Sometimes greyhound stadiums are relatively simple affairs. There’s a track that the dogs run around, a stand that the punters go to and normally a restaurant for people to get a bite to eat in. That’s not the case at the stadium that serves Lisburn and the Ballyskeagh area of County Down, Northern Ireland.
Instead, you’ll find a multi-purpose venue here, comprised of a place to watch football games under the name of the New Grosvenor Stadium, as well as a greyhound area that operates under the moniker of Drumbo Park. It’s obviously the latter enterprise that we’re interested in, so here you’ll find some information about what to expect when you head there.
Race Days & Times
The racing at Drumbo Park takes place twice a week. Both of them are evening meetings and both of them happen over the weekend, so it’s a time when people head to Lisburn to let their hair down. You’ll be able to watch the dogs on both a Friday and a Saturday.
When it comes to timings, it’s all about the evenings. The first race starts at 7.30pm on both nights, but you’re always better getting there about half an hour before. A 6.15pm arrival time will give you plenty of opportunity to get yourself a drink and settle in for the fun. The last race tends to get underway at 10.30pm.
- Ticket Prices: Like most greyhound racing venues, there are many deals ahead of time if you want to book in advance. If you just want to rock up on the night then you’ll pay £10 as an adult, whilst students will get £3 off that price and senior citizens will only pay a fiver. Kids under-16 are charged £3 with all prices including a Race Card.
- Getting There: The stadium is just off the B103, which is itself close to the M1. Derriaghy Train Station is not far away for those heading there on the train, whilst if you’re a bus fan then you’ll be looking for the 24b or the 524a.
- Parking There is a reasonably sized car park here, if you’re driving.
The village of Ballyskeagh is on the outskirts on the Northern Irish city of Lisburn. The area where the New Grosvenor Stadium now stands was originally a trotting venue for the locals, but it was bought by the Lisburn Distillery Football Club in 1980 and they turned into a football ground. Their previous stadium had been named Grosvenor Park so, never ones to be too imaginative, they named the place New Grosvenor Park. Their former home suffered damage when it was fire-bombed in 1971 and it was demolished the following year.
We’re most interested in the greyhound racing, of course, so you’ll be keen to know when it arrived. The stadium underwent modifications in the middle of the 1980s in order for dog racing to take place there. It initially took place under the name of Ballyskeagh Greyhound Track and wasn’t re-branded as Drumbo Park until 2010. That was because the racing stopped in 2005 due to funding problems and didn’t re-open until five years later under its new name.
When it re-opened it wasn’t just the return of greyhound racing that caused a stir.

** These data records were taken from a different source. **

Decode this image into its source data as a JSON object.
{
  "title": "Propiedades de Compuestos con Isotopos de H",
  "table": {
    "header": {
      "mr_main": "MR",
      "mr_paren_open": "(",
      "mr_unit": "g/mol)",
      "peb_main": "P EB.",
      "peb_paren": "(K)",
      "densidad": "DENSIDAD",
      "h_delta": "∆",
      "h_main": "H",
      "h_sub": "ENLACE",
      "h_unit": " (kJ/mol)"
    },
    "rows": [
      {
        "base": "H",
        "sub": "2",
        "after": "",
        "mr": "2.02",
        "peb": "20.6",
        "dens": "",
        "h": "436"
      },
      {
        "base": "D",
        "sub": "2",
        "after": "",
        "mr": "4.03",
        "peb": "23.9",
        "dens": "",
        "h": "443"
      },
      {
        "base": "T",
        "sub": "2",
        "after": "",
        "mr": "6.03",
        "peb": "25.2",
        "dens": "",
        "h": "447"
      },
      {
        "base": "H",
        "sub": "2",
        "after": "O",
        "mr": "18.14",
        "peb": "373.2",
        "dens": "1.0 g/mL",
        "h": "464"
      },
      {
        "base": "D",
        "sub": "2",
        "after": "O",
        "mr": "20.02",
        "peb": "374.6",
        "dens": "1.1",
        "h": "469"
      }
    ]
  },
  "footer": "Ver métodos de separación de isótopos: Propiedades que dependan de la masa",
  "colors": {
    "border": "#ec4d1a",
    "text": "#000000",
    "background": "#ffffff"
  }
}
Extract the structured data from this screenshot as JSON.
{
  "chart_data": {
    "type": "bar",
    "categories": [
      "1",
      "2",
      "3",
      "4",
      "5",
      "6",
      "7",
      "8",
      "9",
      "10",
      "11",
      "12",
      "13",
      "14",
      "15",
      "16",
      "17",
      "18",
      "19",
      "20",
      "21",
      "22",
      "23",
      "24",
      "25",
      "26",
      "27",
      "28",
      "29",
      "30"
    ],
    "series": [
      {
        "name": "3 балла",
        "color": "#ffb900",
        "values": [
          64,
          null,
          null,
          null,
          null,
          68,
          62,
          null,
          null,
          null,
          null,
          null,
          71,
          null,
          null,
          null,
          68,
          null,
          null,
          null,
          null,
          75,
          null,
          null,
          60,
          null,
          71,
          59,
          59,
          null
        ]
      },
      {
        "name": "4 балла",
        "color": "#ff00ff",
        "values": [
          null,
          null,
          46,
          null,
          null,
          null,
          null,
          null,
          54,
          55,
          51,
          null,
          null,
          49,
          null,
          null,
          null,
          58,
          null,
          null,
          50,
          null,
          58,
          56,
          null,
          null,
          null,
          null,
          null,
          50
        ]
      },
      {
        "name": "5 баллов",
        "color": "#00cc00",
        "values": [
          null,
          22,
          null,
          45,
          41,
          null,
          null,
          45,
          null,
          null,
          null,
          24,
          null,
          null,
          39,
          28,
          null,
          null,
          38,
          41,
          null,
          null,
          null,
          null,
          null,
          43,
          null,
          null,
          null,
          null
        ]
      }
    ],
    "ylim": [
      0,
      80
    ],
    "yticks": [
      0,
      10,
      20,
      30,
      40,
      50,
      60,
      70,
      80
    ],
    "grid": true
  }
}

There was also a new 350-seat restaurant in the state-of-the-art venue. People who went there not only got a slap up meal and had an enjoyable night but may well have seen the introduction of the stadium’s first premier competition, the Northern Irish Derby. bettor.com sponsored the race and offered a £25,000 pot, making it the country’s richest event. When the prize money was cut two years after it was introduced the even lost a bit of its prestige.
There are four stands at the venue but they’re distinct from each other. Three of them come under the jurisdiction of the football club and the remaining one belongs to the greyhound company. The two organisations co-exist but little more than that. There is not much communication between the two and they do not allow the use of each other’s facilities. The football stands are all closed when the greyhound racing takes place and visa versa. That is the main reason they also appear to operate under two different titles: The football is at New Grosvenor Stadium and the racing takes place at Drumbo Park.